Garbo in Queen Christina, Dietrich in Morocco, and Hepburn in Sylvia Scarlett
Garbo in Queen Christina, Dietrich in Morocco, and Hepburn in Sylvia Scarlett

The girls-as-boys casting call became threatened early on due to the evolution of American cinema, which became more invested in realism and began to pull away from its theatrical roots. While having a female play a male role worked well on the stage—where disbelief is routinely suspended—this became far less acceptable for screen actresses. Horak outlines how journalists admired actress Marie Doro’s impressive drag act in the 1916 film Oliver Twist, in which she played the titular character. They pointed to how clever the illusion was, but later on, such gender switches that were common in the theater went out of vogue in films. (At this juncture, film historians will shudder in horror: Horak culled her visual material for Oliver Twist from a magazine article that was promoting it; all known copies of the 1916 feature have been lost.)

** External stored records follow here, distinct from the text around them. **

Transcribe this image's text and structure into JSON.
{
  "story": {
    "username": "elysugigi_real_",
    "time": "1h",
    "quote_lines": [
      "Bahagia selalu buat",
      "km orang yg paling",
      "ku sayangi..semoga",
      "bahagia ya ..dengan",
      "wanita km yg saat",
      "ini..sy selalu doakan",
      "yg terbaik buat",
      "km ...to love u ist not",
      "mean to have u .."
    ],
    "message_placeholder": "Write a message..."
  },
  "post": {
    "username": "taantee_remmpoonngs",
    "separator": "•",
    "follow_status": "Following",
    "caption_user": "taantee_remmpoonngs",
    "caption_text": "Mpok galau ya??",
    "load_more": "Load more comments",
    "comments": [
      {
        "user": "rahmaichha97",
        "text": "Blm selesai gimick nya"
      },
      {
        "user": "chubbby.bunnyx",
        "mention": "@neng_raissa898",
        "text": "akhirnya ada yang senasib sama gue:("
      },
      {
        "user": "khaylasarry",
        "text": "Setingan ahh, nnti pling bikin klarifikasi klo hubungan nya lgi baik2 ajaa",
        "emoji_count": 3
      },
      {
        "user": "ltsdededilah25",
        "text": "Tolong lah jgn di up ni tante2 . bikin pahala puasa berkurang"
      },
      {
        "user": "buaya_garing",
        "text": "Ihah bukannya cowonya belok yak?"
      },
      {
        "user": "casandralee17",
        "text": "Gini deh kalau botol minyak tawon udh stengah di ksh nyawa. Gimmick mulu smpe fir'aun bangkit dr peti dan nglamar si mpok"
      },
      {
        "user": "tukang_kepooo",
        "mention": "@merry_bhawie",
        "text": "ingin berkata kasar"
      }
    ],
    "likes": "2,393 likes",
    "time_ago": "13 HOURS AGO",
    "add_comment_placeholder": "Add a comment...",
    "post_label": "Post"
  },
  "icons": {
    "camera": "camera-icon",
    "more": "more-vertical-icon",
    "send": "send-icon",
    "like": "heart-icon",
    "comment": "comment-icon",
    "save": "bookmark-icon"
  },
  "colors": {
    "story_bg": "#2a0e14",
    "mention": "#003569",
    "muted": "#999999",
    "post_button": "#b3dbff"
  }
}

By the late 1920s and early ’30s, the moral crusaders had moved in, and images of women dressed in male garb were causing panic among studio execs. Studio head Jack Warner told a Los Angeles Times reporter in 1933 that the “trend toward mannish attire for women is a freakish fad” and that “we have refrained from showing any women dressed as a man in our pictures.” He concluded with a quote that says as much about the oppressive star system (in which studios had stars on strict contract, effectively owning them) as it does about Hollywood’s homophobia: “The order becomes effective immediately and our feminine stars have been warned that they must stay feminine.”

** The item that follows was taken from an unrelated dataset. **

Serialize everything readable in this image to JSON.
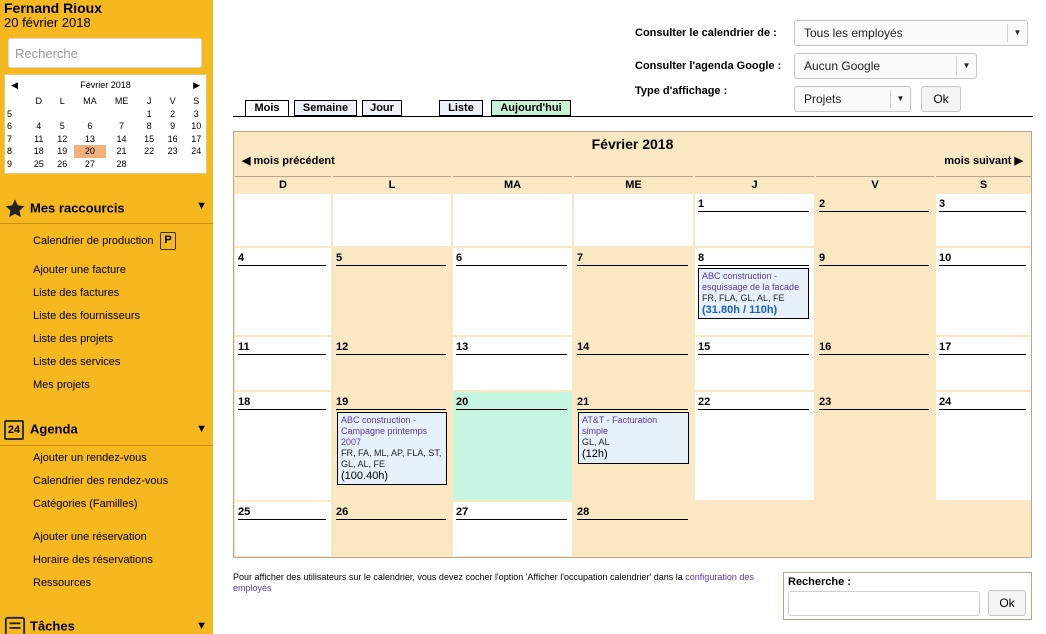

This growing backlash against cross-dressing, equating pants with perversion, grew stronger after 1934 with stricter enforcement of the Motion Picture Production Code or “Hays Code” (no relation) and the emergence of moral crusaders to see that it was. Stars who dared to cross gender lines found themselves under scrutiny by the press. Horak cites one absurd moment when journalists were attempting to raise doubts about one star’s persona by analyzing her home decoration choices: one reporter noted that Garbo “likes solid substantial furniture and hates feminine geegaws,” while another described her home as devoid of any “feminine appointments … the furnishings are solid and mannish.”

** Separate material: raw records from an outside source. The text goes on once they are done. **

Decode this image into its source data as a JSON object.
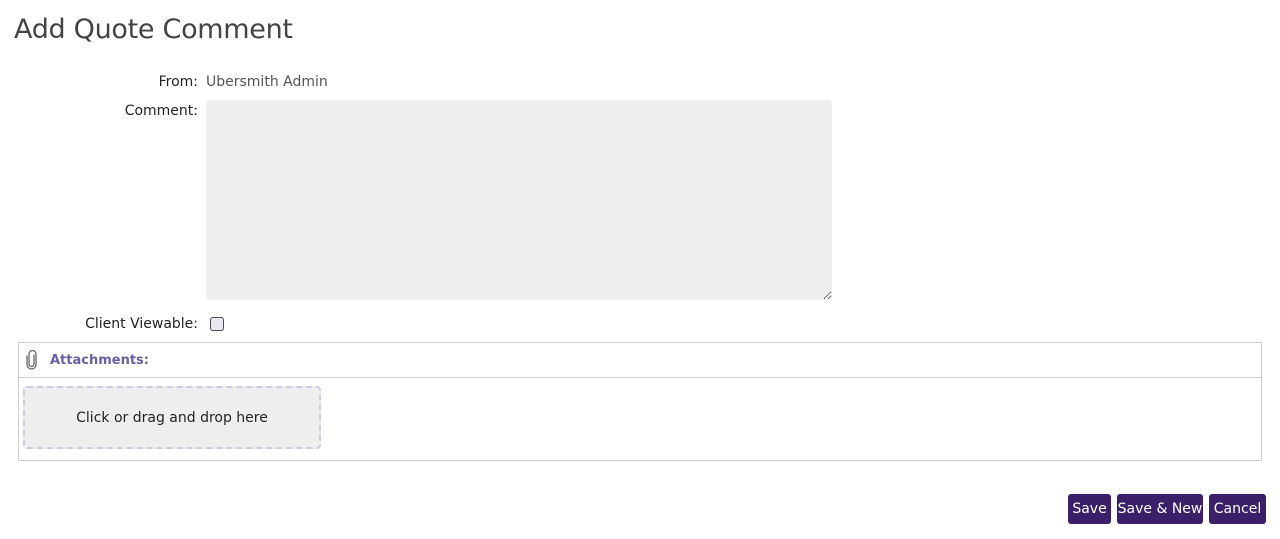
{
  "page": {
    "title": "Add Quote Comment"
  },
  "form": {
    "from_label": "From:",
    "from_value": "Ubersmith Admin",
    "comment_label": "Comment:",
    "comment_value": "",
    "client_viewable_label": "Client Viewable:",
    "client_viewable_checked": false
  },
  "attachments": {
    "title": "Attachments:",
    "icon": "paperclip-icon",
    "dropzone_text": "Click or drag and drop here"
  },
  "actions": {
    "save_label": "Save",
    "save_new_label": "Save & New",
    "cancel_label": "Cancel"
  },
  "colors": {
    "button_bg": "#3b2069",
    "attachments_title": "#6a5fa0",
    "dropzone_border": "#cfc9e6"
  }
}
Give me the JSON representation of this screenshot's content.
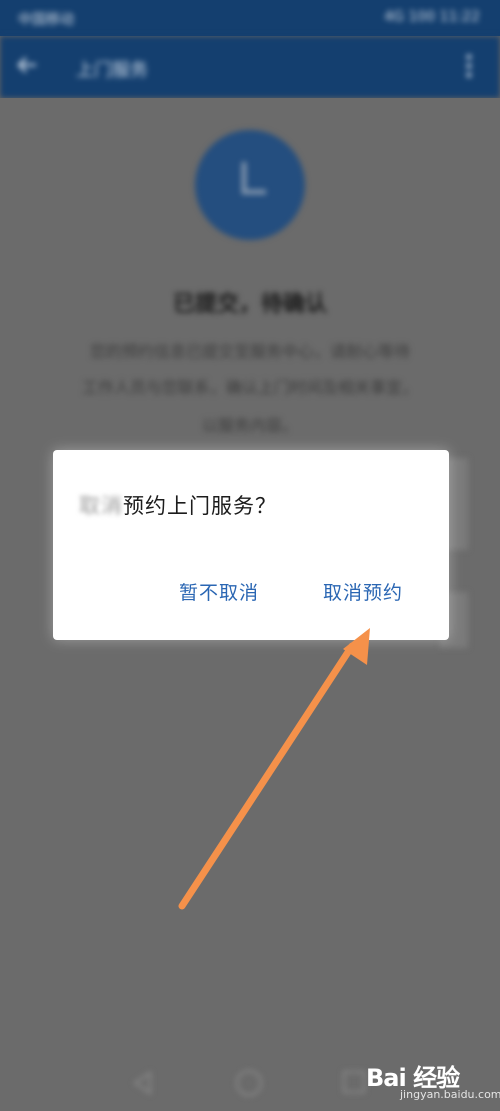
{
  "status_bar": {
    "left_text": "中国移动",
    "right_text": "4G 100 11:22"
  },
  "app_bar": {
    "title": "上门服务"
  },
  "background": {
    "heading": "已提交，待确认",
    "line1": "您的预约信息已提交至服务中心，请耐心等待",
    "line2": "工作人员与您联系，确认上门时间及相关事宜，",
    "line3": "以服务内容。"
  },
  "dialog": {
    "title_faded": "取消",
    "title_main": "预约上门服务？",
    "cancel_label": "暂不取消",
    "confirm_label": "取消预约"
  },
  "watermark": {
    "text": "Bai 经验",
    "sub": "jingyan.baidu.com"
  },
  "colors": {
    "app_bar": "#143f6f",
    "accent": "#2a66b3",
    "arrow": "#f5914a",
    "overlay": "#6b6b6b"
  }
}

Horak’s exhaustive research turns up many incredible moments in the history of gender shake-ups in the movies. Girls Will Be Boys is a hugely satisfying read, one of those rare books that offer distinct value to scholars while simultaneously being an entertaining read. It’s also another reminder of the bizarre mass of contradictions in the Hollywood dream factory: a place full of liberation and titillation, countered by the forces of censorship, moral panic, and repression.

 

Matthew Hays teaches film studies at Marianopolis College and Concordia University in Montreal.